When you create a new Blue/Green deployment RDS creates the new instances based on your existing topology. If you have a primary and a replica it will create a new green deployment with a primary and a replica.
All the data from your blue instances will be replicated into the green instances the same way as data is replicated between primaries and replicas.
Once the green instances are synced up, you can perform operations on the green instances, e.g. upgrade the database version, increase the instance size, run long-running/blocking schema changes, or change settings in the parameter group that requires a reboot. Since your application traffic is still going to the blue instances, you can perform these operations without any downtime.
When the green instance is ready you can switch application traffic from blue to green. When you do this RDS will run the Switchover actions. This will stop new write operations, drop connections, wait for the green instances to catch up, and then perform the renaming of the instances and endpoints. After the renaming is complete, writes to the green instance are enabled. The blue instance is put into read-only mode and the new data coming into the green instance is NOT replicated back into the blue instance.
From your application’s perspective, nothing has changed. The database endpoint URL is still the same as it was before the switch.
How does it perform?
Prior to running the upgrade on the production environment I tested the Blue/Green deployment and compared it with the normal upgrade process using the RDS modify command. I used Locust to generate a constant load of requests to the database.
The normal upgrade method resulted in 4 minutes and 30 seconds of downtime for both read and write operations:
The Blue/Green deployment resulted in ~1 minute of downtime for writes and ~30 seconds of downtime for reads:
To put these times into perspective, 4.38 minutes of full downtime is 99.99% or four nines of high availability per month, while 26.30 seconds of full downtime is 99.999% or five nines!
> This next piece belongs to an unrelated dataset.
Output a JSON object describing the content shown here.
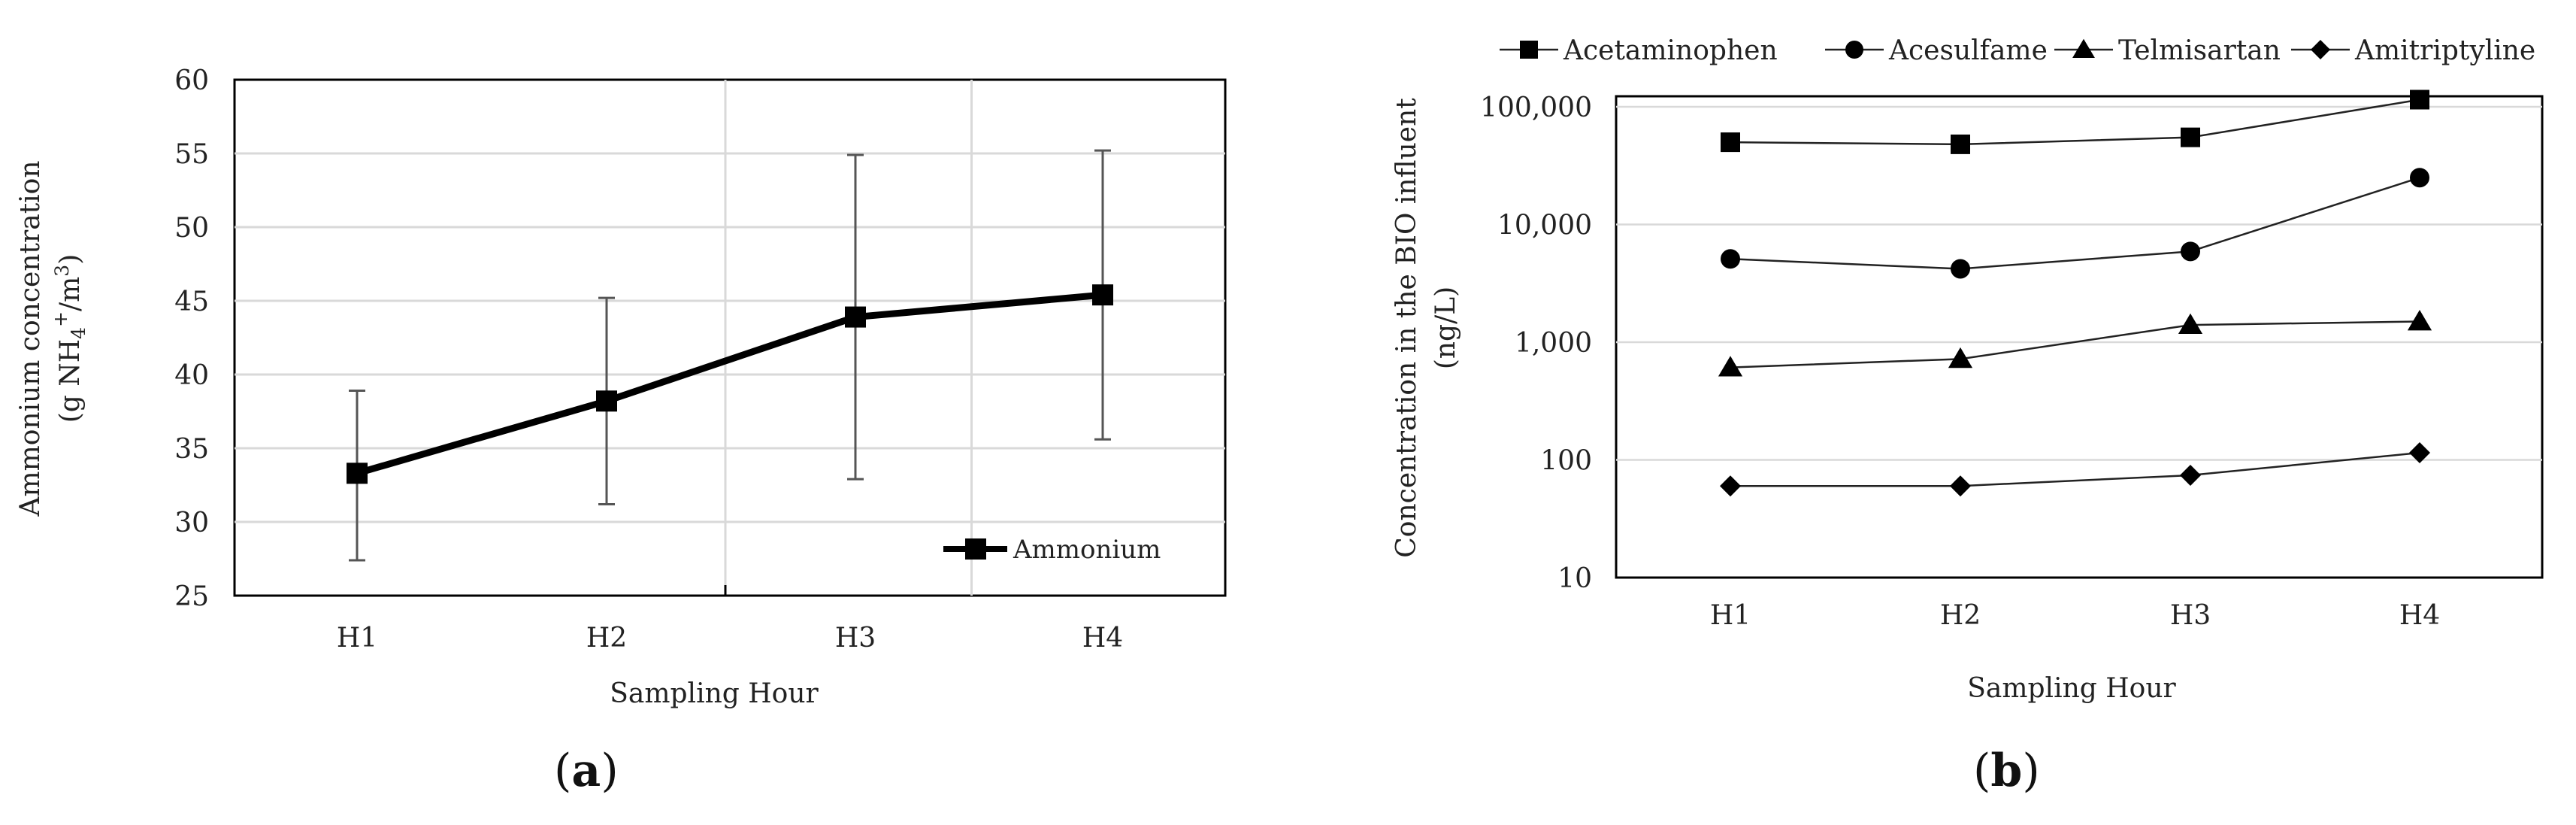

There are some gotchas when doing Blue/Green deployments.
Since Blue/Green deployments create new instances the new instances will have new binlogs. This means that if you are using the binlog to replicate to another database or your data lake you’ll have to reconfigure the replication once you switch from blue to green. This is not a problem that you would face with an in-place upgrade, since the binlog file names would stay the same.
Some configuration from the blue instances does not transfer over to the green instances. For example, green instances are all created with the same parameter group. If you have a different parameter group for your read replica you’ll have to make sure to update the green replica after it’s created. This also goes for any other setting, e.g. the binlog retention period setting that you set with
CALL mysql.rds_set_configuration('binlog retention hours', 168);, this setting will also not transfer over to the green instances so you’ll need to set it again once the green instances are created.
Blue/Green deployments can be a great tool to minimize downtime when upgrading your database. Especially useful if you find yourself needing to upgrade MySQL to 8.0 later this year when MySQL 5.7 reaches end of life October 31, 2023. RDS end of standard support date is December 2023.